One specific question which has recently arisen relates to co-operation from corporates who have self referred to the SFO.
What happens if the corporate cannot and does not fully investigate the problem. Would the SFO to conduct its own investigation?
Will the SFO consider that the corporate has not co-operated with its investigation? If so would it behave sympathetically to the corporate which had self reported?
Typically in a Self Referral ideally a corporate will undertake its own investigation. The present SFO guidance states:
“Wherever possible, this investigation will be carried out by the corporate’s professional advisers. This will be at the expense of the corporate. We undertake to look at this in a proportionate manner and to have regard, where appropriate, to the cost to the corporate and the impact on the corporate’s business.”
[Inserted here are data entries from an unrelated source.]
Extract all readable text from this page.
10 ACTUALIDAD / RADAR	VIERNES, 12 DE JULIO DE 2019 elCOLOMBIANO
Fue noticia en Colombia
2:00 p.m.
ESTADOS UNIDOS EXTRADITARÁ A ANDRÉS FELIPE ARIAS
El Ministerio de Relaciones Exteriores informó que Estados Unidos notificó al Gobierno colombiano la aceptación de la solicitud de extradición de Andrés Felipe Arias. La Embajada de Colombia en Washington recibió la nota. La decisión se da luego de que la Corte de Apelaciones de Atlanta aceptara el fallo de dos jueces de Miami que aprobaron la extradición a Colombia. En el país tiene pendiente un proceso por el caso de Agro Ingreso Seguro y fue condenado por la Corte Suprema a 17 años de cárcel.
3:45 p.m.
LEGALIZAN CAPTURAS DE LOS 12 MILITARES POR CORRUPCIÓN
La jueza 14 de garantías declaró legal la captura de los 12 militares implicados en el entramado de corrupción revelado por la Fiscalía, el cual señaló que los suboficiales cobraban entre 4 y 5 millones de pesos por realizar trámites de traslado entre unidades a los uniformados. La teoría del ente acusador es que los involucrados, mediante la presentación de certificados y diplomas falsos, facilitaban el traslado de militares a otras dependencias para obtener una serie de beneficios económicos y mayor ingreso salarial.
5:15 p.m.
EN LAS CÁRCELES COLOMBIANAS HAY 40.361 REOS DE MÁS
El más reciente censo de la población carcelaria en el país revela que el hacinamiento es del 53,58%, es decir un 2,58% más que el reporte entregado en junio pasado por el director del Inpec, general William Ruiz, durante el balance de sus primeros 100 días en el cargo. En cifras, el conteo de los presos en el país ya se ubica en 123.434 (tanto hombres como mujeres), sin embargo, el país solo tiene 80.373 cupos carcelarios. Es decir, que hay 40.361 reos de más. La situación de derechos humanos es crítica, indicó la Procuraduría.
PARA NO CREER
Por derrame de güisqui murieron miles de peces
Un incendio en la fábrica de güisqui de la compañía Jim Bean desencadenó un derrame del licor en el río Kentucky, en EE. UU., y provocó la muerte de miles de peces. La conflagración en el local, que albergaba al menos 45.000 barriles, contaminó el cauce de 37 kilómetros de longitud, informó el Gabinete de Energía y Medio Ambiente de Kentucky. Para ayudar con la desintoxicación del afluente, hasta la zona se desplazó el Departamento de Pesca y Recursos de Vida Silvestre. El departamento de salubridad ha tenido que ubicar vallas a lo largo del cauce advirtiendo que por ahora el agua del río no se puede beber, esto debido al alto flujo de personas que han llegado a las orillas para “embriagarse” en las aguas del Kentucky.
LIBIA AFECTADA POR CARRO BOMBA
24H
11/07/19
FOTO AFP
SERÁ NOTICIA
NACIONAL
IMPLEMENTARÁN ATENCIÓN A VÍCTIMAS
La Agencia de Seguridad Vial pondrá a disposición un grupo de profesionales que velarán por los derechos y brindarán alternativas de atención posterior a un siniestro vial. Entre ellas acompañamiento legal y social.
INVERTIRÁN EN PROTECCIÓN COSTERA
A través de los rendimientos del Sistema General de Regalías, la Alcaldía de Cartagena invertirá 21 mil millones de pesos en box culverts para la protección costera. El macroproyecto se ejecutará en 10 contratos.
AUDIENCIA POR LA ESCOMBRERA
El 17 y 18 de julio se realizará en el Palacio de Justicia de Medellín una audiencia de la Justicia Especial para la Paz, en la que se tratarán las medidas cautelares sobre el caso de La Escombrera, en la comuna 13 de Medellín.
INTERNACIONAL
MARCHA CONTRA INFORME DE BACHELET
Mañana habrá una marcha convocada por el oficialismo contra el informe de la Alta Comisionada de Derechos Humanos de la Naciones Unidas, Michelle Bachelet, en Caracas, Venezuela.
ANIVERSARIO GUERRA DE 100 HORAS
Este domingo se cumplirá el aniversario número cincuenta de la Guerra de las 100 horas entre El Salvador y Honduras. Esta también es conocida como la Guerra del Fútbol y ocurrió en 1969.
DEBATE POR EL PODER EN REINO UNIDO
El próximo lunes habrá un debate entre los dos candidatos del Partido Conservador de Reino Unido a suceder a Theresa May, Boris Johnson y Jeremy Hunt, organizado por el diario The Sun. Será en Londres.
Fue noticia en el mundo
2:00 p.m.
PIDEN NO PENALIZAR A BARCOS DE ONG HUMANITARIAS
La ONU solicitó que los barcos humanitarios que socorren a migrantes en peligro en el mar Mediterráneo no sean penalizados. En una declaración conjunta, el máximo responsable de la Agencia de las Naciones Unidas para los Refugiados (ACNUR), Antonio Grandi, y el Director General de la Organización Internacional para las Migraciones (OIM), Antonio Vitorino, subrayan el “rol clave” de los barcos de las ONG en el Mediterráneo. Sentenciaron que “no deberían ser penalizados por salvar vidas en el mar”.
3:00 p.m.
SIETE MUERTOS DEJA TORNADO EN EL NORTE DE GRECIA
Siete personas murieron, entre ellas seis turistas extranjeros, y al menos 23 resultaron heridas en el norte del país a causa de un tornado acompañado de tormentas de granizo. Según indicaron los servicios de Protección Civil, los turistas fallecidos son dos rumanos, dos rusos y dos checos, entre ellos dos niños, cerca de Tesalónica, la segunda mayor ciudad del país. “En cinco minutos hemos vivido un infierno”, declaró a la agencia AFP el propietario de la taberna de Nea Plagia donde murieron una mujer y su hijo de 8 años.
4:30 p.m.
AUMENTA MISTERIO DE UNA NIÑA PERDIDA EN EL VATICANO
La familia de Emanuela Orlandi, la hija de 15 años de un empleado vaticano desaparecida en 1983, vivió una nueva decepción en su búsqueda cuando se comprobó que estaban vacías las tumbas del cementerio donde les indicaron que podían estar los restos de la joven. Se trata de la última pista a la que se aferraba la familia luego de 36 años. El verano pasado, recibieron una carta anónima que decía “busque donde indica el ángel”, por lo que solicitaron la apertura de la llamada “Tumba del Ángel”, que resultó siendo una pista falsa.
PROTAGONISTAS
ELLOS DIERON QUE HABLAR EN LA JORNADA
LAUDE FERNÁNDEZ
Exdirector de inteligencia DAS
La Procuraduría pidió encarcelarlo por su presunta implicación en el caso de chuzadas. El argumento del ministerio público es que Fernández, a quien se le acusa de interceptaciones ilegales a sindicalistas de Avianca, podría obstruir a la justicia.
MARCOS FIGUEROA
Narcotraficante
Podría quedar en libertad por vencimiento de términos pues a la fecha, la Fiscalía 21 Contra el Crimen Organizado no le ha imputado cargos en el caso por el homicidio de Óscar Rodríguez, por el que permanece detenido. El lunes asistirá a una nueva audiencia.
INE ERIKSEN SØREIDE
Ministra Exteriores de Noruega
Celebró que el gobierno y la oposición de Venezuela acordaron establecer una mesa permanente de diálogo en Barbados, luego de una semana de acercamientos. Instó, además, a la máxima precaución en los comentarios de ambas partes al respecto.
We asked the present Director of the SFO, Richard Alderman his views.
Are there circumstances in which the SFO would commence its own investigation when the company is investigating following self referral? If so would this have an impact on the SFO’s assessment of the company’s level of co-operation?
Richard Alderman, Answer
The SFO has been considering this in circumstances in which material evidence cannot be obtained by the company but is within reach of SFO powers. The SFO would be concerned about the impact on the company’s reputation if a formal investigation were commenced and would want to discuss this with the company before doing so. The SFO would also want to discuss with the corporate wherever possible any timing issues as they arise (such as public statements and court proceedings).
Provided that the material was genuinely unavailable to the company, the SFO would continue to give full credit to the company in those circumstances. This scenario has not arisen in a particular case yet but the SFO has been considering it.
The SFO is interested in views from corporates and advisers on whether this could happen and if so how the reputational issues for the corporate could be handled. It might be that further paragraphs might need to be added to the SFO Guide on self reporting.
The SFO position is a common sense stance. It would be grossly unfair for a corporate to be penalised for failure to investigate in circumstances where it is unable to do so through no fault of its own.
In addition to answering the specific questions posed by the SFO Director now is a good time to feed back any other thoughts on the SFO Self Reporting guidance.